Course syllabus for Sustainable production systems

Course syllabus adopted 2024-02-15 by Head of Programme (or corresponding).

Overview

  • Swedish nameHållbara produktionssystem
  • CodeIMS085
  • Credits6 Credits
  • OwnerTKAUT
  • Education cycleFirst-cycle
  • Main field of studyAutomation and Mechatronics Engineering
  • ThemeEnvironment 6 c
  • DepartmentINDUSTRIAL AND MATERIALS SCIENCE
  • GradingUG - Pass, Fail

Course round 1

  • Teaching language Swedish
  • Application code 47118
  • Open for exchange studentsNo
  • Only students with the course round in the programme overview.

Credit distribution

0121 Laboratory 3 c
Grading: UG		0 c0 c1.5 c1.5 c0 c0 c
0221 Project 3 c
Grading: UG		0 c0 c1.5 c1.5 c0 c0 c

In programmes

Examiner

Eligibility

General entry requirements for bachelor's level (first cycle)
Applicants enrolled in a programme at Chalmers where the course is included in the study programme are exempted from fulfilling the requirements above.

Specific entry requirements

The same as for the programme that owns the course.
Applicants enrolled in a programme at Chalmers where the course is included in the study programme are exempted from fulfilling the requirements above.

Course specific prerequisites

Basic course in statistics.
Basic course in programming.

Aim

The aim of the course is to provide basic knowledge of theories, methods and engineering tools aimed at being able to develop production systems that are sustainable with regard to economics, environment and social aspects.
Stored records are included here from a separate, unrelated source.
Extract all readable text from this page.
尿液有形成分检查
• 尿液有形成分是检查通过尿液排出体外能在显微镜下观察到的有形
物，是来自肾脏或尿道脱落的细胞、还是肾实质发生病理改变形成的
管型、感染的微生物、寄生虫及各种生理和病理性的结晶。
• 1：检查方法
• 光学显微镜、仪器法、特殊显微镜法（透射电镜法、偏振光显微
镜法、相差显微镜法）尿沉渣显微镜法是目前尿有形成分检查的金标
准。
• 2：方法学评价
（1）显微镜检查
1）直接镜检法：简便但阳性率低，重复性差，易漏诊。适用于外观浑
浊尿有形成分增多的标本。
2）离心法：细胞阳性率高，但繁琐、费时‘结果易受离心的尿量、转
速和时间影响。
The course aims to introduce sustainable thinking and develop such skills in order to increase awareness of the interaction between disciplines and their individual impact on the whole. The aim of the course is also to introduce the basics of simulation and simulation-based optimization. An important course goal is to develop a discrete event-driven simulation model of a production system where established theory of flow analysis and optimization is used to recommend improvements with a focus on economic and ecological effects.

Learning outcomes (after completion of the course the student should be able to)
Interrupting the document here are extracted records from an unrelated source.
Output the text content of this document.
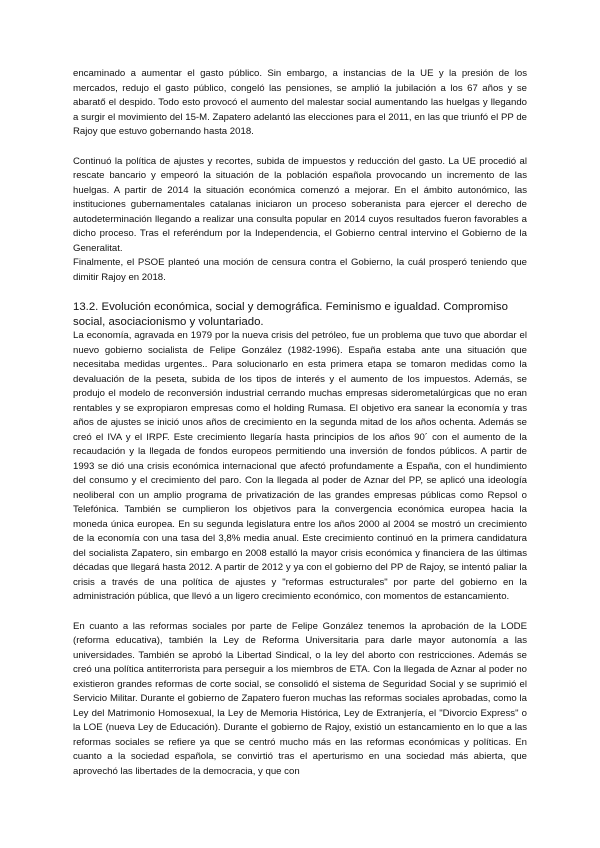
encaminado a aumentar el gasto público. Sin embargo, a instancias de la UE y la presión de los mercados, redujo el gasto público, congeló las pensiones, se amplió la jubilación a los 67 años y se abaratő el despido. Todo esto provocó el aumento del malestar social aumentando las huelgas y llegando a surgir el movimiento del 15-M. Zapatero adelantó las elecciones para el 2011, en las que triunfó el PP de Rajoy que estuvo gobernando hasta 2018.

Continuó la política de ajustes y recortes, subida de impuestos y reducción del gasto. La UE procedió al rescate bancario y empeoró la situación de la población española provocando un incremento de las huelgas. A partir de 2014 la situación económica comenzó a mejorar. En el ámbito autonómico, las instituciones gubernamentales catalanas iniciaron un proceso soberanista para ejercer el derecho de autodeterminación llegando a realizar una consulta popular en 2014 cuyos resultados fueron favorables a dicho proceso. Tras el referéndum por la Independencia, el Gobierno central intervino el Gobierno de la Generalitat.

Finalmente, el PSOE planteó una moción de censura contra el Gobierno, la cuál prosperó teniendo que dimitir Rajoy en 2018.

13.2. Evolución económica, social y demográfica. Feminismo e igualdad. Compromiso social, asociacionismo y voluntariado.

La economía, agravada en 1979 por la nueva crisis del petróleo, fue un problema que tuvo que abordar el nuevo gobierno socialista de Felipe González (1982-1996). España estaba ante una situación que necesitaba medidas urgentes.. Para solucionarlo en esta primera etapa se tomaron medidas como la devaluación de la peseta, subida de los tipos de interés y el aumento de los impuestos. Además, se produjo el modelo de reconversión industrial cerrando muchas empresas siderometalúrgicas que no eran rentables y se expropiaron empresas como el holding Rumasa. El objetivo era sanear la economía y tras años de ajustes se inició unos años de crecimiento en la segunda mitad de los años ochenta. Además se creó el IVA y el IRPF. Este crecimiento llegaría hasta principios de los años 90´ con el aumento de la recaudación y la llegada de fondos europeos permitiendo una inversión de fondos públicos. A partir de 1993 se dió una crisis económica internacional que afectó profundamente a España, con el hundimiento del consumo y el crecimiento del paro. Con la llegada al poder de Aznar del PP, se aplicó una ideología neoliberal con un amplio programa de privatización de las grandes empresas públicas como Repsol o Telefónica. También se cumplieron los objetivos para la convergencia económica europea hacia la moneda única europea. En su segunda legislatura entre los años 2000 al 2004 se mostró un crecimiento de la economía con una tasa del 3,8% media anual. Este crecimiento continuó en la primera candidatura del socialista Zapatero, sin embargo en 2008 estalló la mayor crisis económica y financiera de las últimas décadas que llegará hasta 2012. A partir de 2012 y ya con el gobierno del PP de Rajoy, se intentó paliar la crisis a través de una política de ajustes y "reformas estructurales" por parte del gobierno en la administración pública, que llevó a un ligero crecimiento económico, con momentos de estancamiento.

En cuanto a las reformas sociales por parte de Felipe González tenemos la aprobación de la LODE (reforma educativa), también la Ley de Reforma Universitaria para darle mayor autonomía a las universidades. También se aprobó la Libertad Sindical, o la ley del aborto con restricciones. Además se creó una política antiterrorista para perseguir a los miembros de ETA. Con la llegada de Aznar al poder no existieron grandes reformas de corte social, se consolidó el sistema de Seguridad Social y se suprimió el Servicio Militar. Durante el gobierno de Zapatero fueron muchas las reformas sociales aprobadas, como la Ley del Matrimonio Homosexual, la Ley de Memoria Histórica, Ley de Extranjería, el "Divorcio Express" o la LOE (nueva Ley de Educación). Durante el gobierno de Rajoy, existió un estancamiento en lo que a las reformas sociales se refiere ya que se centró mucho más en las reformas económicas y políticas. En cuanto a la sociedad española, se convirtió tras el aperturismo en una sociedad más abierta, que aprovechó las libertades de la democracia, y que con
  • LO1: Explain what sustainability means and exemplify how the constituent components relate to each other.
  • LO2: Compare & evaluate production systems based on economy, environment and social aspects.
  • LO3: Be able to reflect on how the role as an engineer can contribute to sustainability from an individual, corporate, societal and global perspective.
  • LO4: Explain the purpose of using discrete event-driven simulation (DES) and its basic concepts and meaning.
  • LO5: Explain the basics of simulation-based optimization (SO) and algorithms used for SO.
  • LO6: Explain the different steps in a simulation project.
  • LO7: Demonstrate applied skills in building DES models from standardized building elements.
  • LO8: Demonstrate the ability to critically evaluate events using DES.
  • LO9: Plan, design and perform experiments and SO to improve a production system based on a DES model.
  • LO10: Demonstrate the ability to communicate and critically evaluate the results of experiments and SO of a production system based on a DES model.

Content

The course covers the following areas:
  • Theoretical basics in production systems.
  • Theoretical basics in sustainability with regard to the relationship between economy, environment and social aspects.
  • Theoretical basics in the UN's sustainability goals.
  • Theoretical basics in DES
  • Theoretical basics in SO
  • The basics of systematic working methodology for DES projects
  • Practice in building simulation models in a DES software
  • Practice in comparing and evaluating production systems based on economics, environment and social aspects.
  • Practice in designing, performing and analyzing experiments and SO of a production system based on a DES model.

Organisation

The course is partly based on problem-oriented learning where the project task is a central part that bring together simulation and simulation-based optimization to achieve sustainable production systems. The second part consists of addressing the basics of sustainability, simulation and simulation-based optimization in order to be able to account for and practically exercise and reflect on the concepts. In summary, the course consists of the following learning activities:
  • Lectures: Basis for theoretical understanding.
  • Reviews: Supports the learning of modeling in DES, experimentation and SO.
  • Assignment in sustainability.
  • Modeling exercises: Training in building a simulation model, preparation for project work.
  • Exercises in experimentation and SO.
  • Intermediate test.
  • Project work: Practices skills acquired during the course, for example modeling, experimentation / SO, analysis of production flows, sustainability and communication of results.

Literature

  • Course PM
  • Presentation material from lectures
  • Scientific articles
  • Manuals for software

Examination including compulsory elements

To pass the course, you must pass the modules laboratory and project. The module laboratory requires an approved grade in the following parts:
  • Passed the intermediate test.
  • Passed on modeling exercises.
  • Passed on exercises in experimentation and SO.
  • Passed on assignment in sustainability.
The project module requires an approved grade in the following parts:
  • Passed the project work where a report together with files for simulation and optimization is the basis.
Grading scale: Fail/Pass

The course examiner may assess individual students in other ways than what is stated above if there are special reasons for doing so, for example if a student has a decision from Chalmers on educational support due to disability.